Entah kenapa hari ini Fawn terus-terusan melakukan kesalahan. Seperti membuang isi telur ke tempat sampah alih-alih mencampurkannya ke adonan.
Memberikan pesanan yang salah juga sudah berkali-kali Fawn lakukan. Flo yang sedang libur dan ikut membantu menatap wanita itu sedih dan penasaran. Kenapa sang ibu kehilangan fokus hari ini? Tidak seperti biasanya.
"Istirahatlah dulu, Bu. Aku akan mengurusnya."
"Mana bisa seperti itu. Kau harus belajar, Flo. Nanti kau lelah," tolak Fawn lembut.
"Tapi, Bu ...." Belum juga kalimat Flo selesai. Keduanya terkejut ketika petugas polisi yang mereka kenal seakan tergesa dan memberitahukan sesuatu.

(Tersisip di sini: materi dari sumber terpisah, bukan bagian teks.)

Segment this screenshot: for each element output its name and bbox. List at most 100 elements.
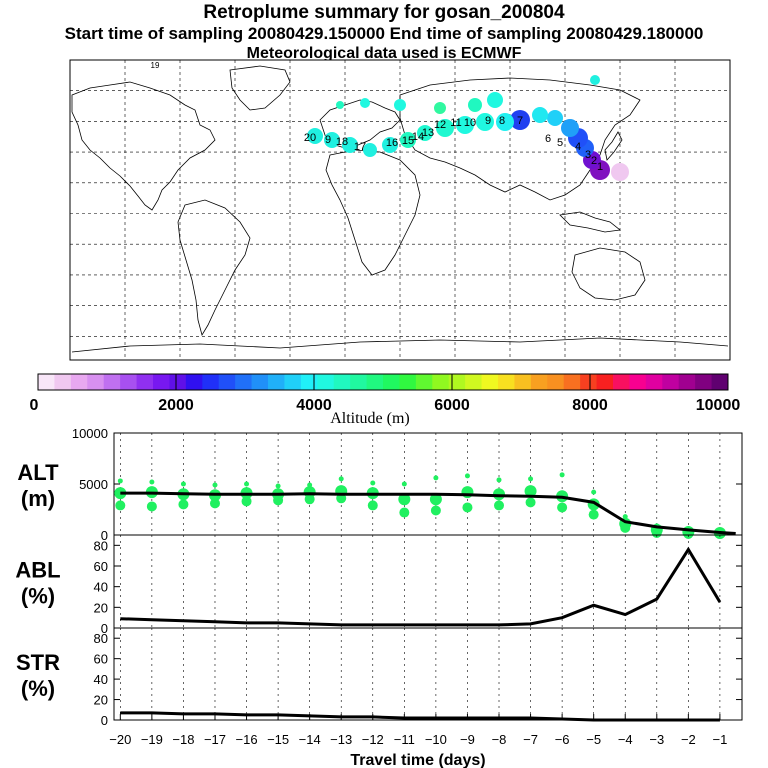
altitude-dot: [429, 493, 442, 506]
greenland-outline: [229, 65, 291, 111]
colorbar-cell: [613, 374, 630, 390]
plume-day-label: 11: [450, 117, 461, 129]
plume-day-label: 13: [422, 127, 434, 139]
colorbar-cells: [38, 374, 729, 390]
retroplume-track: [307, 75, 629, 181]
altitude-dot: [367, 500, 378, 511]
y-tick-label: 20: [94, 693, 108, 708]
y-tick-label: 0: [101, 621, 108, 636]
plume-point: [590, 75, 600, 85]
panel-frame: [113, 432, 743, 536]
colorbar-cell: [530, 374, 548, 390]
colorbar-cell: [202, 374, 220, 390]
colorbar-ticks: 0 2000 4000 6000 8000 10000: [30, 374, 741, 414]
y-tick-label: 40: [94, 672, 108, 687]
colorbar-tick-label: 4000: [296, 397, 332, 414]
altitude-dot: [559, 472, 565, 478]
colorbar-cell: [465, 374, 483, 390]
altitude-dot: [338, 476, 344, 482]
colorbar-cell: [366, 374, 384, 390]
x-tick-label: −3: [649, 732, 664, 747]
colorbar-cell: [103, 374, 121, 390]
colorbar-cell: [120, 374, 138, 390]
x-tick-label: −5: [586, 732, 601, 747]
plume-point: [342, 137, 358, 153]
south-america-outline: [177, 199, 251, 337]
altitude-dot: [528, 476, 534, 482]
north-america-outline: [71, 81, 216, 211]
colorbar-cell: [580, 374, 598, 390]
colorbar-cell: [268, 374, 285, 390]
altitude-dot: [591, 489, 597, 495]
plume-point: [394, 99, 406, 111]
plume-day-label: 14: [412, 131, 424, 143]
y-tick-label: 10000: [72, 426, 108, 441]
plume-day-label: 17: [354, 141, 366, 153]
altitude-dot: [212, 482, 218, 488]
altitude-dot: [433, 475, 439, 481]
x-tick-label: −18: [172, 732, 194, 747]
y-tick-label: 5000: [79, 477, 108, 492]
colorbar-tick-label: 8000: [572, 397, 608, 414]
plume-point: [532, 107, 548, 123]
y-tick-label: 40: [94, 580, 108, 595]
y-tick-label: 80: [94, 631, 108, 646]
colorbar-tick-label: 0: [30, 397, 39, 414]
map-grid: [70, 60, 730, 360]
altitude-dot: [146, 501, 157, 512]
colorbar-cell: [153, 374, 170, 390]
plume-day-label: 9: [325, 134, 331, 146]
colorbar-cell: [563, 374, 581, 390]
altitude-dot: [622, 514, 628, 520]
x-axis-label: Travel time (days): [350, 752, 485, 768]
panel-ylabel: ABL: [15, 558, 60, 583]
abl-panel: 0 20 40 60 80 ABL(%): [15, 534, 743, 636]
panel-frame: [113, 534, 743, 629]
x-tick-label: −6: [555, 732, 570, 747]
colorbar-cell: [333, 374, 351, 390]
y-tick-label: 20: [94, 600, 108, 615]
australia-outline: [571, 247, 646, 301]
panel-frame: [113, 627, 743, 721]
y-tick-label: 0: [101, 713, 108, 728]
x-tick-label: −17: [204, 732, 226, 747]
panel-ylabel: STR: [16, 650, 60, 675]
colorbar-cell: [87, 374, 105, 390]
africa-outline: [325, 149, 421, 276]
x-tick-label: −15: [267, 732, 289, 747]
x-tick-label: −12: [362, 732, 384, 747]
plume-day-label: 2: [591, 155, 597, 167]
altitude-dot: [588, 509, 599, 520]
plume-point: [436, 119, 454, 137]
altitude-dot: [461, 486, 474, 499]
plume-point: [476, 113, 494, 131]
colorbar-cell: [662, 374, 680, 390]
altitude-dot: [303, 486, 316, 499]
plume-point: [363, 143, 377, 157]
colorbar-cell: [218, 374, 236, 390]
plume-day-label: 3: [585, 149, 591, 161]
altitude-dot: [401, 481, 407, 487]
colorbar-cell: [300, 374, 318, 390]
sampling-times: Start time of sampling 20080429.150000 E…: [64, 24, 704, 43]
colorbar-cell: [711, 374, 729, 390]
alt-panel: 0 5000 10000 ALT(m): [17, 426, 743, 543]
colorbar-cell: [629, 374, 647, 390]
altitude-dot: [430, 505, 441, 516]
plume-day-label: 7: [517, 115, 523, 127]
colorbar-cell: [235, 374, 253, 390]
colorbar-cell: [251, 374, 269, 390]
altitude-dot: [494, 500, 505, 511]
colorbar-tick-label: 10000: [696, 397, 741, 414]
colorbar-cell: [185, 374, 203, 390]
plume-point: [547, 110, 563, 126]
x-tick-label: −7: [523, 732, 538, 747]
altitude-dot: [399, 507, 410, 518]
altitude-dot: [398, 493, 411, 506]
series-line-abl: [120, 546, 722, 627]
colorbar-cell: [284, 374, 302, 390]
plume-day-label: 12: [434, 119, 446, 131]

"Seta, sesuatu terjadi padanya ...."
Dunia Fawn seakan tanpa suara. Dia hanya mendengar secara samar penjelasan dari petugas. Aktivitas jantungnya meningkat tak selaras dengan tubuhnya yang minim respon.
"Bu!" Flo menyadarkan Fawn yang memucat secara kilat. "Ibu pergilah lebih dulu, aku akan menyusul."
Rasa gelisah terus muncul menyebabkan panik berlebihan. Apalagi ketika sang petugas berkata Seta jatuh ke jurang.
Meskipun bukan darah daging Fawn, tetapi Seta sudah seperti anak kandungnya. Wanita itu terus mencoba berpikir positif. Menyatukan tangan, berdoa sepanjang jalan menuju rumah sakit. Semoga Tuhan senantiasa menjaga putranya dalam keadaan baik.
Namun, semua yang diharapkan Fawn sepertinya berbanding terbalik. Seta ditemukan 30 menit setelah Jess melaporkan bahwa dia kehilangan rekan kerja dan hanya Eve yang kembali tanpa penunggang.
Jess bersama teman-teman mencari Seta lebih dulu. Dibantu beberapa petugas jaga pos gunung tak jauh dari peternakan, jikalau Seta berada di tempat sulit dan membutuhkan peralatan pendakian. Mereka akan sangat berguna.
Benar saja, Seta tergeletak di lembah landai setelah terjatuh dari atas tebing. Keadaan Seta kritis, pemuda itu segera dievakuasi menggunakan heli setelah diberi pertolongan pertama, karena tanda vital Seta melemah seiring waktu berjalan.
Pesawat udara bersayap putar yang membawa Seta tiba di atap rumah sakit tepat pada landasan helikopter. Tak butuh waktu lama, Seta sudah berada di dalam lift menuju IGD yang berada di lantai dasar.
Di saat yang sama mobil patwal yang membawa Fawn pun tiba di lobi depan IGD. Satu langkah Fawn memasuki bangunan itu, pintu lift di seberang tempat dia berdiri pun terbuka. Itu Seta bersama beberapa orang petugas pertolongan dari helikopter.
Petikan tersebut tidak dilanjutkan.